SUKABUMIUPDATE.com - Semangat puluhan pelajar RA, MD, dan MTs Miftahul Barokah di Kampung Gempol, Desa Cikadu, Kecamatan Palabuhanratu, Kabupaten Sukabumi, tetap menyala meski dihadapkan pada kondisi sulit. Mereka terpaksa belajar di tenda darurat setelah bangunan sekolahnya rusak parah akibat pergerakan tanah.
Berdasarkan informasi yang dihimpun redaksi sukabumiupdate.com, sejak Senin, 6 Januari 2025, dua tenda darurat berukuran 5x8 meter dari BNPB berdiri menggantikan ruang kelas yang saat ini tidak layak pakai. Satu tenda digunakan untuk siswa dan siswi RA dan MD, sedangkan tenda lainnya menjadi tempat belajar murid MTs.
Situasi ini membuat kondisi belajar jauh dari kata nyaman. Dua kelas digabung dalam satu tenda, dengan dua guru mengajar bersamaan. Panas dan ruang sempit menjadi tantangan.
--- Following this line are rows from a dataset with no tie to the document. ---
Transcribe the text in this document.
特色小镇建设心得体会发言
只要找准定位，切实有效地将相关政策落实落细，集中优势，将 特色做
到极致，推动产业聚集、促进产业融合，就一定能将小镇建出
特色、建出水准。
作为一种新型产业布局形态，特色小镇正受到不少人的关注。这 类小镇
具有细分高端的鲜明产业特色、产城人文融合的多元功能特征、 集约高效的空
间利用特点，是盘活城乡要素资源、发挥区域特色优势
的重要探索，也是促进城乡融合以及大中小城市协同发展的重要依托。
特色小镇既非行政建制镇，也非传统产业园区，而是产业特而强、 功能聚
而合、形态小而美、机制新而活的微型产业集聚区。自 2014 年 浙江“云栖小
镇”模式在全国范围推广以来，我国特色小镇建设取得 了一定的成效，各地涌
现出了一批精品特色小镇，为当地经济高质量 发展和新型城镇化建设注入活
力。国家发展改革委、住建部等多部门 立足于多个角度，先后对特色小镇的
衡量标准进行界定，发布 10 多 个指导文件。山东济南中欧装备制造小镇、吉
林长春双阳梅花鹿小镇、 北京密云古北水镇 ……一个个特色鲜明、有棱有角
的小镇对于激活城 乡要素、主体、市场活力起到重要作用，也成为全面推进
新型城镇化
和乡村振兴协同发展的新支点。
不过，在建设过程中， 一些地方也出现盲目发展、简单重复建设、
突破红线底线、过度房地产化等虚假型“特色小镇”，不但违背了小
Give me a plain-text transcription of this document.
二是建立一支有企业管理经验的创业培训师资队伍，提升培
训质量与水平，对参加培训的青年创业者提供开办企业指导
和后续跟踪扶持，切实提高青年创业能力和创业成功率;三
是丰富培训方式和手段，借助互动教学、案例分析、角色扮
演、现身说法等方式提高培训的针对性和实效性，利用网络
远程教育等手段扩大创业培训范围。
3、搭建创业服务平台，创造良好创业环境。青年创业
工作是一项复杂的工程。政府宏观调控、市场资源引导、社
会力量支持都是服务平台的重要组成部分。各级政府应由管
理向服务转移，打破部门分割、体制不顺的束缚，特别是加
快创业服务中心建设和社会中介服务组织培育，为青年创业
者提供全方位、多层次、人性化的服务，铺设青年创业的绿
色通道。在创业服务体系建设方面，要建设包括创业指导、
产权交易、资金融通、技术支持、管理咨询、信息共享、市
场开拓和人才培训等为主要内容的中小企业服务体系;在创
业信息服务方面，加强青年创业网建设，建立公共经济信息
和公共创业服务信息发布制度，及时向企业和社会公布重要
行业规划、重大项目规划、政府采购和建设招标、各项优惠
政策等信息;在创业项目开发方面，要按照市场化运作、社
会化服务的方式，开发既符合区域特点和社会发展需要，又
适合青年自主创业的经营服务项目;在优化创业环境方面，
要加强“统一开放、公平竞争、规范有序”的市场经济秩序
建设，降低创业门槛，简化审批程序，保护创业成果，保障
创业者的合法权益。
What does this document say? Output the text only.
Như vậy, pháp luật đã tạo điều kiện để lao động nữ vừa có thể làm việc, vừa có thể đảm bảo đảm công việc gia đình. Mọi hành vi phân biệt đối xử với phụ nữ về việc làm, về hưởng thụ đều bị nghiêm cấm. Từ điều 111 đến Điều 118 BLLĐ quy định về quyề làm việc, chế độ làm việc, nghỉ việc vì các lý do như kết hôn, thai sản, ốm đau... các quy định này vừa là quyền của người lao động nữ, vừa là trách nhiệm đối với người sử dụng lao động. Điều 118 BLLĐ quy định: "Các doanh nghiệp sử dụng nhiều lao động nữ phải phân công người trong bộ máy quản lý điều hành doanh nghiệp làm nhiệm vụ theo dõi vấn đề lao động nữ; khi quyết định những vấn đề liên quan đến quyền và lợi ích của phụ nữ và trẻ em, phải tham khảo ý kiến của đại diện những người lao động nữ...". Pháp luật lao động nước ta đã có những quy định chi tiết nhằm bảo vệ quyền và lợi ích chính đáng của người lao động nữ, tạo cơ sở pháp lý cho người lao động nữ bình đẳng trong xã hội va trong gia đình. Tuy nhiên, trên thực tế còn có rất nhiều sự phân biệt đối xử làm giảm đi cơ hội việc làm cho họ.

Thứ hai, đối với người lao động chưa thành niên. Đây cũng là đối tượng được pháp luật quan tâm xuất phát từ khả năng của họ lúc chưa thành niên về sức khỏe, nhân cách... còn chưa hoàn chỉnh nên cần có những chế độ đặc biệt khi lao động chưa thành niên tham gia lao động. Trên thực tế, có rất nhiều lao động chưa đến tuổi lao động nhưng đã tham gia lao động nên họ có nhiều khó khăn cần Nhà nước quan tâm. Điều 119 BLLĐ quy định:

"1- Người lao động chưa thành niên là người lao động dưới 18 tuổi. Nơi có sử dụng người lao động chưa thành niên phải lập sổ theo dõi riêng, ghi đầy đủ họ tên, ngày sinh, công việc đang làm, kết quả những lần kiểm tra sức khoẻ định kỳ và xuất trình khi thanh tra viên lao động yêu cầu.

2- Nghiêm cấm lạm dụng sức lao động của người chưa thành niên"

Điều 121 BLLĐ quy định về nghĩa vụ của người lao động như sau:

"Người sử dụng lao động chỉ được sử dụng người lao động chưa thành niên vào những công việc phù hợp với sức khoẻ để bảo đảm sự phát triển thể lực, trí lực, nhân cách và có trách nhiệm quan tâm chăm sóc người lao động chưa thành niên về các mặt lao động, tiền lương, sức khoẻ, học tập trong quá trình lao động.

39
"Setiap hari sekitar 30 hingga 40 siswa hadir, tergantung situasi. Banyak dari mereka tinggal di pengungsian atau menumpang di rumah saudara yang jauh dari sini. Mengajar di tenda sudah biasa, tapi kondisi panas membuat siswa dan guru harus memakai pakaian pendek,” kata Yusnandi, guru Bahasa Sunda di MTs Miftahul Barokah, Jumat (10/1/2025).
Baca Juga: 2 Motor Terperosok, Lantai PAUD Di Cidadap Sukabumi Amblas Akibat Pergerakan Tanah
Menurut Yusnandi, kondisi sekolah semakin memburuk setelah beberapa kali dihantam pergerakan tanah. "Belajar seperti biasa tapi seadanya di tenda, disatukan. Kami terpaksa pindah ke tenda karena sekolah sudah parah, keramiknya retak-retak. Ini telah tiga kali terjadi. Awalnya hanya retakan biasa, tapi sekarang dampaknya meluas sampai pondok pesantren kobong hancur di bagian tembok," ujar dia.
Yusnandi berharap pemerintah segera turun tangan memberikan solusi, baik untuk pembangunan kembali sekolah maupun bantuan bagi warga yang terdampak. "Katanya ada lokasi baru untuk hunian sementara, tapi baru siap enam bulan lagi. Kami berharap pemerintah mempercepat prosesnya," ungkapnya.
Sementara itu, Siti Maria, siswi kelas VIII MTs Miftahul Barokah, mengungkapkan tantangan belajar di tenda darurat. Cuaca panas dan hujan membuat kondisi belajar semakin sulit. "Kalau panas ya gerah, kalau hujan becek. Di sini sempit karena tiga kelas digabung jadi satu. Saya ingin sekolah cepat pulih supaya bisa belajar lagi di ruang kelas," katanya.
Dia juga mengungkapkan bahwa pondok pesantren tempat dirinya mondok ikut terdampak pergerakan tanah. "Saya tinggal di Buniwangi dan mondok di sini. Tapi sekarang pesantrennya juga rusak karena pergeseran (pergerakan) tanah," ujar Siti.